Le droit pour chacun à sa réputation est reconnu par la justice occidentale. Celui qui y porte atteinte peut être incriminé pour diffamation. Mais avec Internet, les conséquences en sont parfois tragiques. Ainsi on a appris dernièrement qu’une adolescente de 15 ans s’est défenestrée à Stains, en Seine-Saint-Denis. Elle n’aurait pas supporté la diffusion sur les réseaux sociaux d’une vidéo où elle apparaissait en tenue sexy et provocante. Jérôme Bouteiller, auteur de Bienvenue sur Facebook (éditions Albin Michel), a analysé ce cas sur BFMTV : « On se prend en photo de manière un peu intime parfois parce qu’on pense que les photos ne vont pas rester (...) dans le cas d’Aïcha, c’est visiblement son ami qui aurait diffusé la vidéo à son insu sur les réseaux sociaux. » (Source : 6Medias, 01/05/2015)
Sans doute le milieu d’où provenait cette jeune fille était-il très pointilleux sur la pureté féminine. Mais tout de même, qui aimerait voir ainsi son intimité violée aux yeux de tous ? On peut mourir vraiment, réellement ou symboliquement, de ce type d’outrage. Ainsi selon la légende romaine la chaste Lucrèce se serait-elle poignardée après avoir été violée par Sextus, fils de Tarquin. On sait aussi que dans l’imaginaire l’hermine ne supporte pas de voir tachée sa fourrure blanche, et préfère mourir. Anne de Bretagne en avait fait son symbole : « Plutôt la mort que la souillure ». Survit-on quand on perd sa réputation ? « L’honneur, lit-on chez Pagnol, c’est comme les allumettes : ça ne sert qu’une fois. »

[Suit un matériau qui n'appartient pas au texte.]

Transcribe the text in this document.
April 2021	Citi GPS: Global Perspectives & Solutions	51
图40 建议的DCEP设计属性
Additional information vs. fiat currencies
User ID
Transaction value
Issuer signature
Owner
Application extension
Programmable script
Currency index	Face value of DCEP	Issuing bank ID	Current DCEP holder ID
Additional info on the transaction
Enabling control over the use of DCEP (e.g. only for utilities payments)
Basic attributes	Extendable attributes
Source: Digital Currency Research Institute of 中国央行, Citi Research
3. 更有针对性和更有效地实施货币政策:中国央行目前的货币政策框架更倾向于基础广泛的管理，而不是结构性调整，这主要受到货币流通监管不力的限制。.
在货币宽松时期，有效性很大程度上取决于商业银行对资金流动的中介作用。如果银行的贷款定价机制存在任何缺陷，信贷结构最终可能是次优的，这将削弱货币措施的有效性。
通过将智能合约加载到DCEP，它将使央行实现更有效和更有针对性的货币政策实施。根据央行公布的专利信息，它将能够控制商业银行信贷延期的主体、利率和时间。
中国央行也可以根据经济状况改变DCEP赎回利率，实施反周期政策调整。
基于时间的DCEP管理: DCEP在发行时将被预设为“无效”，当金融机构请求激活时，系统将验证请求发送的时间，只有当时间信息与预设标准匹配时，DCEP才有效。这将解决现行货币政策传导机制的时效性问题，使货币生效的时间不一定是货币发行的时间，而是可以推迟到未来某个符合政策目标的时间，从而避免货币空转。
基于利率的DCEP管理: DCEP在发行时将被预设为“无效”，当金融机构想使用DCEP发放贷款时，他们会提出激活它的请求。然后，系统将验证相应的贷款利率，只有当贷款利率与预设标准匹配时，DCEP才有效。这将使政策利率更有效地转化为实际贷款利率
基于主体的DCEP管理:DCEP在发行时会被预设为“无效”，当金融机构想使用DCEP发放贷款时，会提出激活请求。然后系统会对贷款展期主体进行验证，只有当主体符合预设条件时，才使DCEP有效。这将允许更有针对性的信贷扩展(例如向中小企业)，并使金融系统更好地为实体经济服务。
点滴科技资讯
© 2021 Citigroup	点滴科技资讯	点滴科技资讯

Voyez aussi L’Honneur perdu de Katharina Blum, roman d’Heinrich Böll, paru en 1974, pendant les « années de plomb » en Allemagne. Sous-titré : « Comment peut naître la violence et où elle peut conduire », il a été porté à l’écran l’année suivante par Margarethe von Trotta et Volker Schlöndorff. On y voit comment une femme ordinaire peut être victime d’un scandale médiatique dont elle ignore la raison, et comment sa réputation finit par être détruite par une campagne de presse. Mais Internet est plus redoutable, car il est mondialisé, à portée de n’importe qui, et le droit à l’oubli n’y existe pas : on peut y traîner des « casseroles » toute sa vie.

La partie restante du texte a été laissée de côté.